Reputation: 5927
I have a set of text files and a set of keywords that I need to find in those files. However, I am only interested in matching "complete words", that is strings between whotespaces. So for example, if I have text
line1: word1 word2,
line2: word3 word22
line3: word4 aword2
I want to get only line1 but not 2 or 3 if I search for word2
. Also, I need to know the line where the matched occurred, so I can't turn each text file in a bag of words and search there.
Can I use grep for this? If so, how? Or are there better alternatives?
Also, will this work if I want to search for a phrase instead, for example
line1: word1 word word2,
line2: word3 word word22
line3: word4 wword word2
should produce only line1 if I want to search for "word word2"
Upvotes: 1
Views: 708
Reputation: 364
Beware, users of pcre2grep! Use of -w option or \W in the regexp does not work well with accented characters. For example, using "(^|\W)class($|\W)" results in the following 2 lines also being matched:
"Verset déclassé",
"Segment de verset déclassé",
As you can see from this example, the accented e is not considered to be a word-forming character.

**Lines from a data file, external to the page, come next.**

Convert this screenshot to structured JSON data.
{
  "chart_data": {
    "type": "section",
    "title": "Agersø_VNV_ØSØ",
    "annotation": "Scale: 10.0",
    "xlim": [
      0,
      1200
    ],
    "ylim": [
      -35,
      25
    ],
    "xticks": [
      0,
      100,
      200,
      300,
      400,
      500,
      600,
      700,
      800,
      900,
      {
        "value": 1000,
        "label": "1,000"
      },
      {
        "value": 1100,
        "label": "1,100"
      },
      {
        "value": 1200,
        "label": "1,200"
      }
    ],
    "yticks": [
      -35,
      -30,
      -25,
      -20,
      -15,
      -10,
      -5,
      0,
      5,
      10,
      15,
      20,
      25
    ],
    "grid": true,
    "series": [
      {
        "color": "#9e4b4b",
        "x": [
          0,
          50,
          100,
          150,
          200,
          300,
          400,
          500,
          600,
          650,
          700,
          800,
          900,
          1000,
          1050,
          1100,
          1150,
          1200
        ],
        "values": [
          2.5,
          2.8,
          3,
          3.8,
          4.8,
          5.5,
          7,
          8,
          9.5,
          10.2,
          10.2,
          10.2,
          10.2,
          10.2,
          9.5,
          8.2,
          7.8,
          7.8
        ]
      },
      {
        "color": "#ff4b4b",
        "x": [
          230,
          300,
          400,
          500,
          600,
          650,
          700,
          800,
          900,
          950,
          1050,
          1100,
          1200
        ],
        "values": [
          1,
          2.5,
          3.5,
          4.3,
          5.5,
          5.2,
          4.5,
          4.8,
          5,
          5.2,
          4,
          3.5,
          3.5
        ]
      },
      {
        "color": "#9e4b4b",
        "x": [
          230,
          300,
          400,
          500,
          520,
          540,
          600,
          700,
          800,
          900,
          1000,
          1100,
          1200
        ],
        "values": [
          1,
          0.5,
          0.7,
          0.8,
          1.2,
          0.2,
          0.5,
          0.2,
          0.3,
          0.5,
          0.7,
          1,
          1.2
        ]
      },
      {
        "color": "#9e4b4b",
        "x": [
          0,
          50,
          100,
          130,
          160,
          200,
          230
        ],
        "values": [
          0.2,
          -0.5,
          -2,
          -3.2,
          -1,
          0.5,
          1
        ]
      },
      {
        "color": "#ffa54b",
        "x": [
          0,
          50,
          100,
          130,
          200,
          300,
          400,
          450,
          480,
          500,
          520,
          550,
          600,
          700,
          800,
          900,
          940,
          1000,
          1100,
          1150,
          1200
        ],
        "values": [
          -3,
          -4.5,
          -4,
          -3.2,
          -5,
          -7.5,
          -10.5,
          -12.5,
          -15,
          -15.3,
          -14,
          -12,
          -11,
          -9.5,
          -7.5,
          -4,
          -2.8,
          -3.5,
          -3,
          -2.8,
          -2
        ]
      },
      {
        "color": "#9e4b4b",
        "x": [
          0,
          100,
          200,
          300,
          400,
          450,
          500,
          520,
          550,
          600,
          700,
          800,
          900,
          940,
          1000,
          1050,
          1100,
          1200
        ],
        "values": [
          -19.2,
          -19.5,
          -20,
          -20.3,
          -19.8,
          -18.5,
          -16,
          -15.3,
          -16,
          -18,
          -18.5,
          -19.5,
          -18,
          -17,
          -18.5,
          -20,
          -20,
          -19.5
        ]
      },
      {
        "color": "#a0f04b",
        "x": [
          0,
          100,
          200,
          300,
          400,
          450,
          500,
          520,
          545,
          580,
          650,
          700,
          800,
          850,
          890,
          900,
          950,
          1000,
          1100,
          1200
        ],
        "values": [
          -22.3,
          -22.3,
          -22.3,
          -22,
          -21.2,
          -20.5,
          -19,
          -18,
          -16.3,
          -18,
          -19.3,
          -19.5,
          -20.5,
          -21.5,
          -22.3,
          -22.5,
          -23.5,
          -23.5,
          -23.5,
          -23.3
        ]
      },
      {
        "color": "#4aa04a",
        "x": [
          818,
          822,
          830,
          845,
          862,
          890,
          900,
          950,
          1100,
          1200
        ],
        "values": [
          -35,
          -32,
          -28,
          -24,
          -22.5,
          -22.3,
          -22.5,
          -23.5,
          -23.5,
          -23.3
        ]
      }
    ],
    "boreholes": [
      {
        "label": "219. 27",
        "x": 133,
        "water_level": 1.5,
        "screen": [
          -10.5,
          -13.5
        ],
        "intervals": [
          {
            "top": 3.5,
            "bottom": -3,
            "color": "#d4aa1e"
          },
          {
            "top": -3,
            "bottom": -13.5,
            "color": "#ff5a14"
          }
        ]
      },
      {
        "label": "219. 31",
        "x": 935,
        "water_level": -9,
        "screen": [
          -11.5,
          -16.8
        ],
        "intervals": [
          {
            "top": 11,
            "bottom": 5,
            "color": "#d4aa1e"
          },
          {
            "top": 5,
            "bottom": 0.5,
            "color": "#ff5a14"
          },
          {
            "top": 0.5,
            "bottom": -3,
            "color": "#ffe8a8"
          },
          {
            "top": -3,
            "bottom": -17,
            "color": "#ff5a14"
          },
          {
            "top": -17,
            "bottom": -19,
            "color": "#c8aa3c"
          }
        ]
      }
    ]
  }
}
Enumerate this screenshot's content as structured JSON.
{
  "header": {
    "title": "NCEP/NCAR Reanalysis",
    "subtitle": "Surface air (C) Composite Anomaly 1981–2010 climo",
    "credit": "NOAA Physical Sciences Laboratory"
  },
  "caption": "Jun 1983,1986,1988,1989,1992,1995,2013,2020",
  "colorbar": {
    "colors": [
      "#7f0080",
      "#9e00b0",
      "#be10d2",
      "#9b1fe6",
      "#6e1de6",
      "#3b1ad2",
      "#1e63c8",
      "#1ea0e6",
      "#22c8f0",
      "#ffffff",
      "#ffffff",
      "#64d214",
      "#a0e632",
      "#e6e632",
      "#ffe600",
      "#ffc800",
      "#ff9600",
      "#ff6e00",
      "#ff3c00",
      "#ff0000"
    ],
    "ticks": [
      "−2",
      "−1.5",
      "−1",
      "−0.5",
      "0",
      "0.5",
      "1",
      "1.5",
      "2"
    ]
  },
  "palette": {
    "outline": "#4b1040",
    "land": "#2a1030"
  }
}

(NB: I am using pcre2grep 1022 - GNU grep 2.0d)
Upvotes: 0
Reputation: 26471
This is where you have grep
for and all its options:
-w, --word-regexp
: Select only those lines containing matches that form whole words. The test is that the matching substring must either be at the beginning of the line or preceded by a non-word constituent character. Similarly, it must be either at the end of the line or followed by a non-word constituent character. Word-constituent characters are letters, digits, and the underscore.source:
man grep
$ grep -w word2 file
Upvotes: 3
Reputation: 3576
I think you are looking for something like
grep -E "(^|\W)word2($|\W)" mytestfile.txt
The same thing should also work for your second scenario
grep -E "(^|\W)word word2($|\W)" mytestfile.txt
The -E is for extended-regexp (egrep). (^|\W) will match the beginning of a line or a non-alphanumeric character (^a-zA-Z0-9). ($|\W) will match the end of a line or a non-alaphnumeric character.
I tested this on OSX, but I think it will work generally on almost any system (GNU Grep has a -E option too).
Upvotes: 1